Coordinating changes across them is still largely manual.For example, if a schema changes in one system, engineers often need to manually update pipelines, dashboards, and downstream consumers.
We started exploring a different idea.
Instead of building more integration layers, what if each data platform had an autonomous agent that understood it deeply?The idea we're experimenting with is something like an Agentic Operating System for data platforms.
Each platform would have an agent responsible for understanding:
schemas
dependencies
pipelines
system changes
historical operations
The agents themselves are open sourced so organizations can run and modify them without vendor lock-in.The interesting part is what we call the agentic brain.
Most AI assistants rely on conversation history for context. That works for chat, but infrastructure systems require long-term understanding.
So instead of relying on chat context, these agents retain persistent memories about system state and historical changes.

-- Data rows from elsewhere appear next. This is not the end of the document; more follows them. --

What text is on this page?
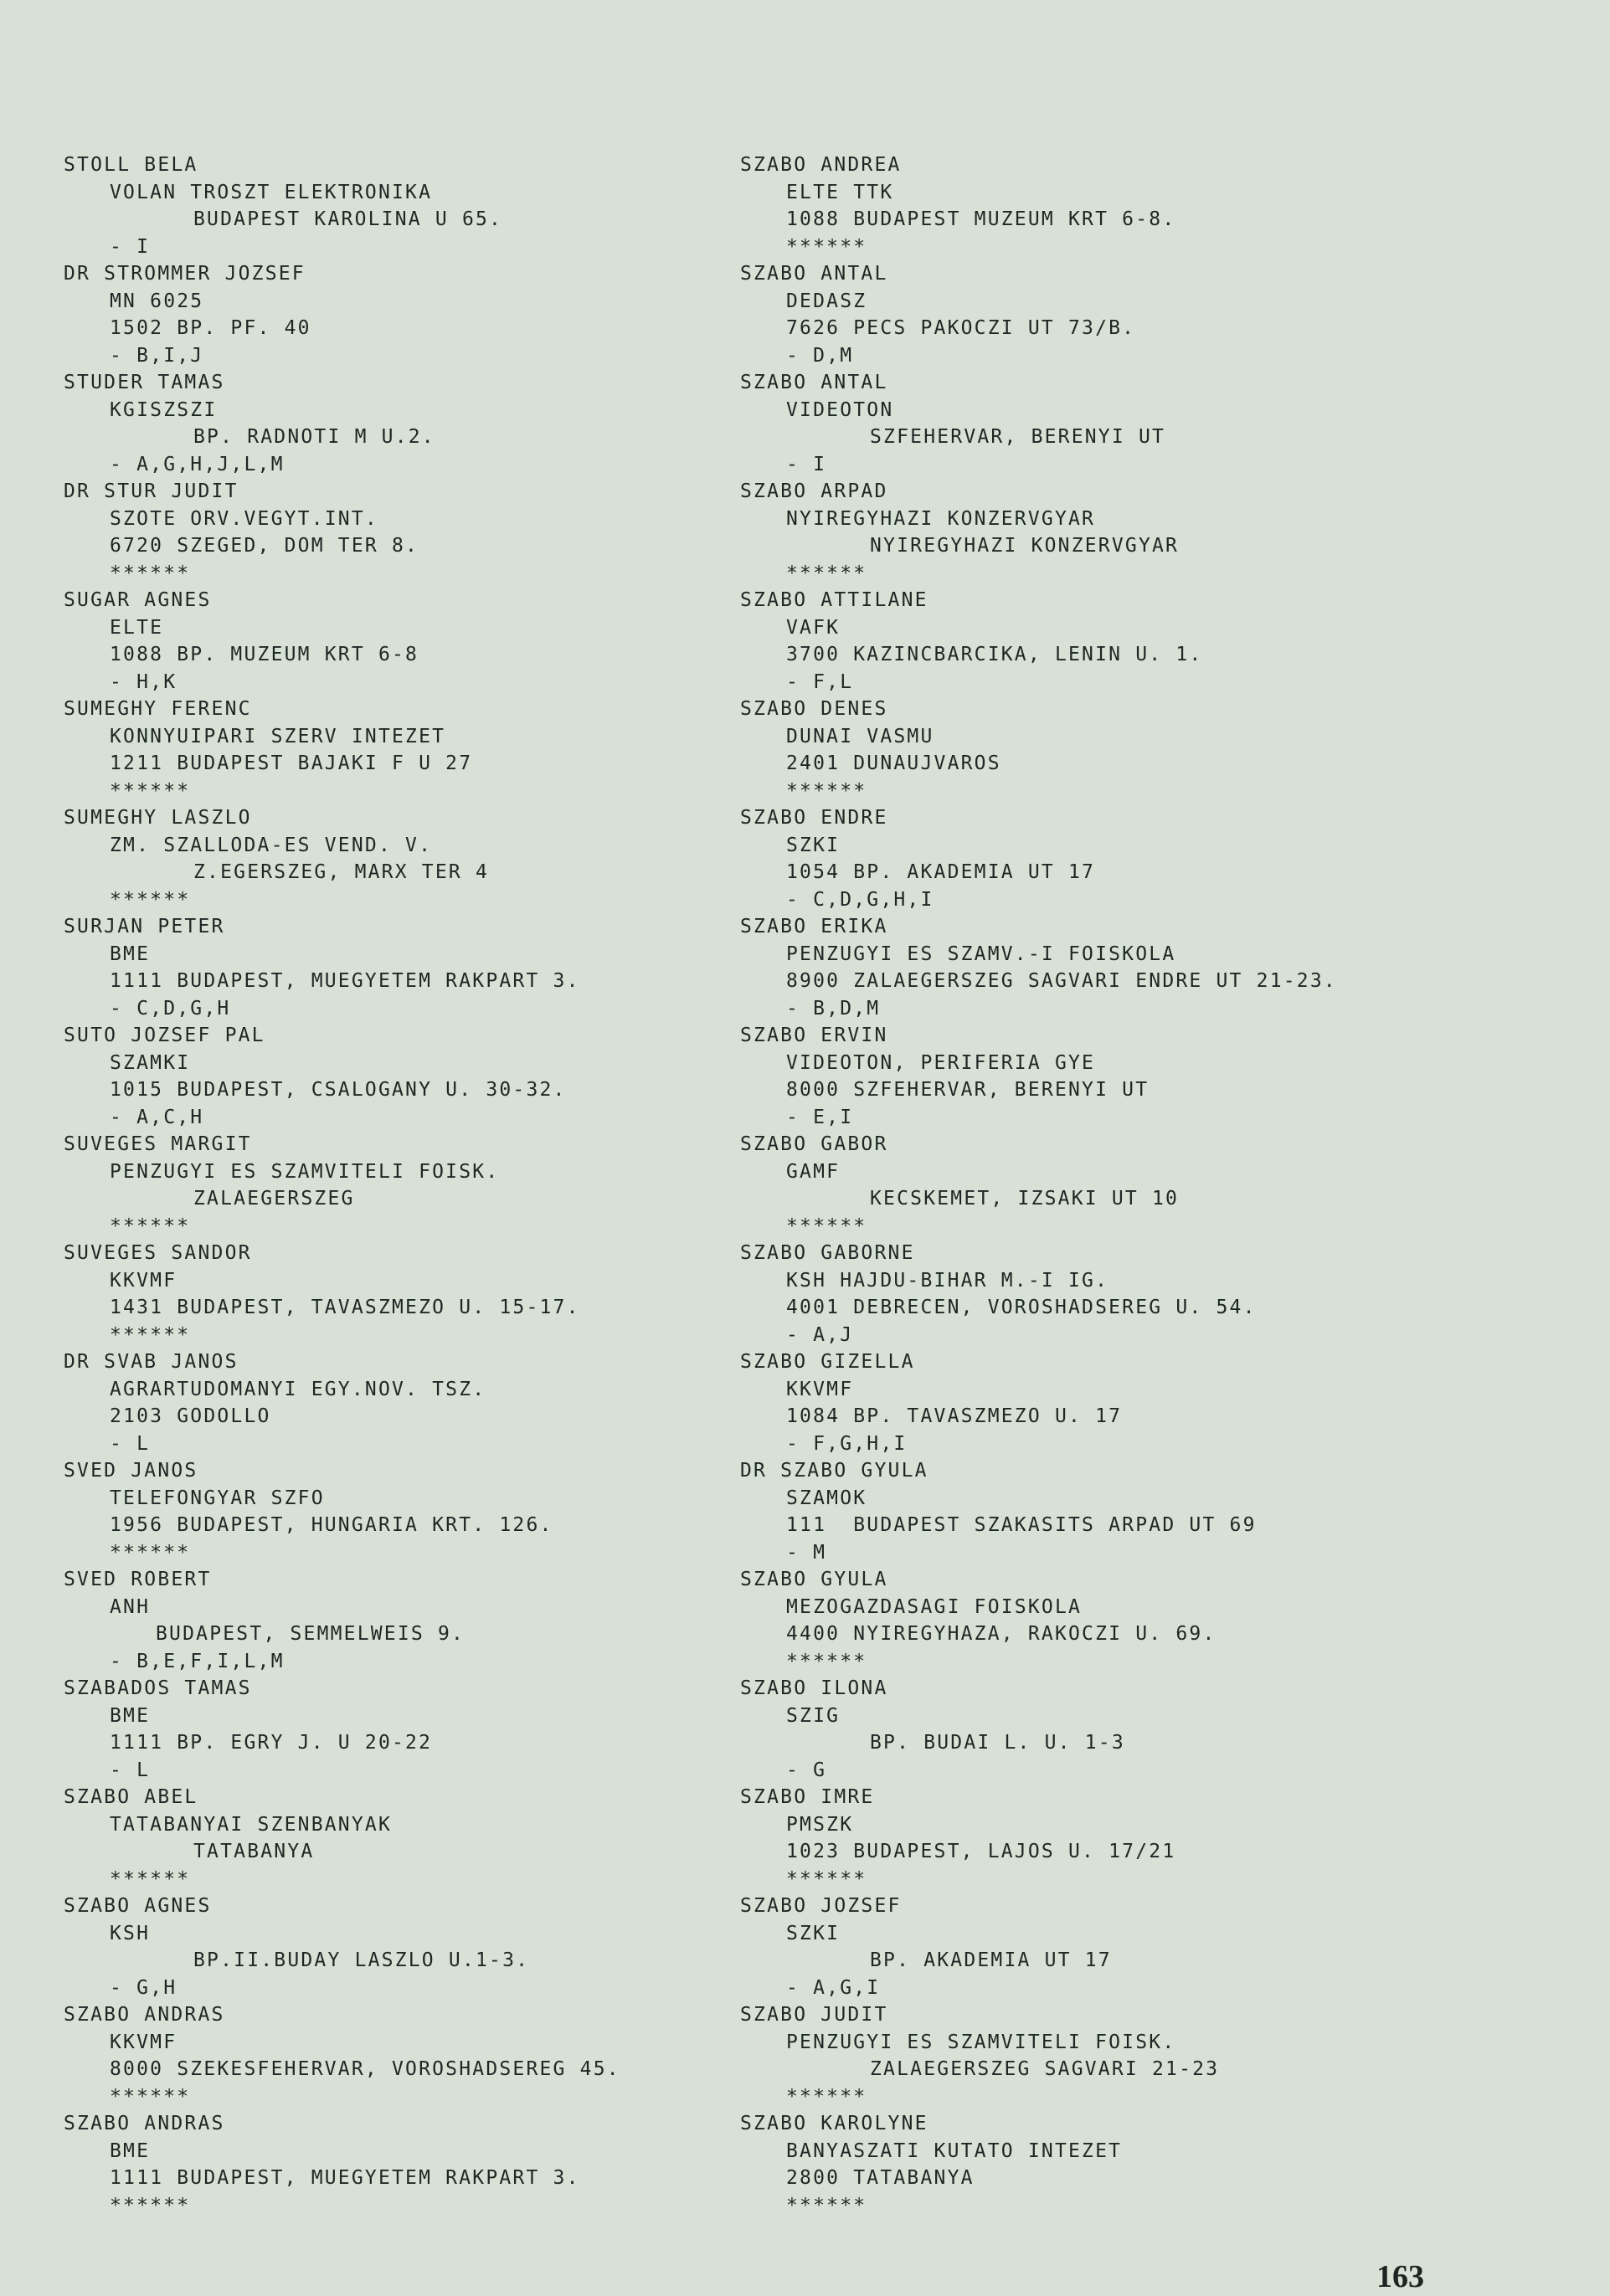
STOLL BELA
VOLAN TROSZT ELEKTRONIKA
BUDAPEST KAROLINA U 65.
- I
DR STROMMER JOZSEF
MN 6025
1502 BP. PF. 40
- B,I,J
STUDER TAMAS
KGISZSZI
BP. RADNOTI M U.2.
- A,G,H,J,L,M
DR STUR JUDIT
SZOTE ORV.VEGYT.INT.
6720 SZEGED, DOM TER 8.
******
SUGAR AGNES
ELTE
1088 BP. MUZEUM KRT 6-8
- H,K
SUMEGHY FERENC
KONNYUIPARI SZERV INTEZET
1211 BUDAPEST BAJAKI F U 27
******
SUMEGHY LASZLO
ZM. SZALLODA-ES VEND. V.
Z.EGERSZEG, MARX TER 4
******
SURJAN PETER
BME
1111 BUDAPEST, MUEGYETEM RAKPART 3.
- C,D,G,H
SUTO JOZSEF PAL
SZAMKI
1015 BUDAPEST, CSALOGANY U. 30-32.
- A,C,H
SUVEGES MARGIT
PENZUGYI ES SZAMVITELI FOISK.
ZALAEGERSZEG
******
SUVEGES SANDOR
KKVMF
1431 BUDAPEST, TAVASZMEZO U. 15-17.
******
DR SVAB JANOS
AGRARTUDOMANYI EGY.NOV. TSZ.
2103 GODOLLO
- L
SVED JANOS
TELEFONGYAR SZFO
1956 BUDAPEST, HUNGARIA KRT. 126.
******
SVED ROBERT
ANH
BUDAPEST, SEMMELWEIS 9.
- B,E,F,I,L,M
SZABADOS TAMAS
BME
1111 BP. EGRY J. U 20-22
- L
SZABO ABEL
TATABANYAI SZENBANYAK
TATABANYA
******
SZABO AGNES
KSH
BP.II.BUDAY LASZLO U.1-3.
- G,H
SZABO ANDRAS
KKVMF
8000 SZEKESFEHERVAR, VOROSHADSEREG 45.
******
SZABO ANDRAS
BME
1111 BUDAPEST, MUEGYETEM RAKPART 3.
******
SZABO ANDREA
ELTE TTK
1088 BUDAPEST MUZEUM KRT 6-8.
******
SZABO ANTAL
DEDASZ
7626 PECS PAKOCZI UT 73/B.
- D,M
SZABO ANTAL
VIDEOTON
SZFEHERVAR, BERENYI UT
- I
SZABO ARPAD
NYIREGYHAZI KONZERVGYAR
NYIREGYHAZI KONZERVGYAR
******
SZABO ATTILANE
VAFK
3700 KAZINCBARCIKA, LENIN U. 1.
- F,L
SZABO DENES
DUNAI VASMU
2401 DUNAUJVAROS
******
SZABO ENDRE
SZKI
1054 BP. AKADEMIA UT 17
- C,D,G,H,I
SZABO ERIKA
PENZUGYI ES SZAMV.-I FOISKOLA
8900 ZALAEGERSZEG SAGVARI ENDRE UT 21-23.
- B,D,M
SZABO ERVIN
VIDEOTON, PERIFERIA GYE
8000 SZFEHERVAR, BERENYI UT
- E,I
SZABO GABOR
GAMF
KECSKEMET, IZSAKI UT 10
******
SZABO GABORNE
KSH HAJDU-BIHAR M.-I IG.
4001 DEBRECEN, VOROSHADSEREG U. 54.
- A,J
SZABO GIZELLA
KKVMF
1084 BP. TAVASZMEZO U. 17
- F,G,H,I
DR SZABO GYULA
SZAMOK
111  BUDAPEST SZAKASITS ARPAD UT 69
- M
SZABO GYULA
MEZOGAZDASAGI FOISKOLA
4400 NYIREGYHAZA, RAKOCZI U. 69.
******
SZABO ILONA
SZIG
BP. BUDAI L. U. 1-3
- G
SZABO IMRE
PMSZK
1023 BUDAPEST, LAJOS U. 17/21
******
SZABO JOZSEF
SZKI
BP. AKADEMIA UT 17
- A,G,I
SZABO JUDIT
PENZUGYI ES SZAMVITELI FOISK.
ZALAEGERSZEG SAGVARI 21-23
******
SZABO KAROLYNE
BANYASZATI KUTATO INTEZET
2800 TATABANYA
******
163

Because of this, an agent can reason about things like:
how a system evolved
what downstream systems depend on
what changes might break other platforms
In theory, if a schema changes in one system, the agent could:
detect the change
analyze downstream dependencies
coordinate with other platform agents
plan the required updates.The long-term goal is infrastructure where platforms coordinate automatically instead of relying on manual integration work.
We filed a patent for the architecture last year (currently pending), but the agents themselves will remain open source.
Curious if others here think agent-based coordination across infrastructure could work in practice.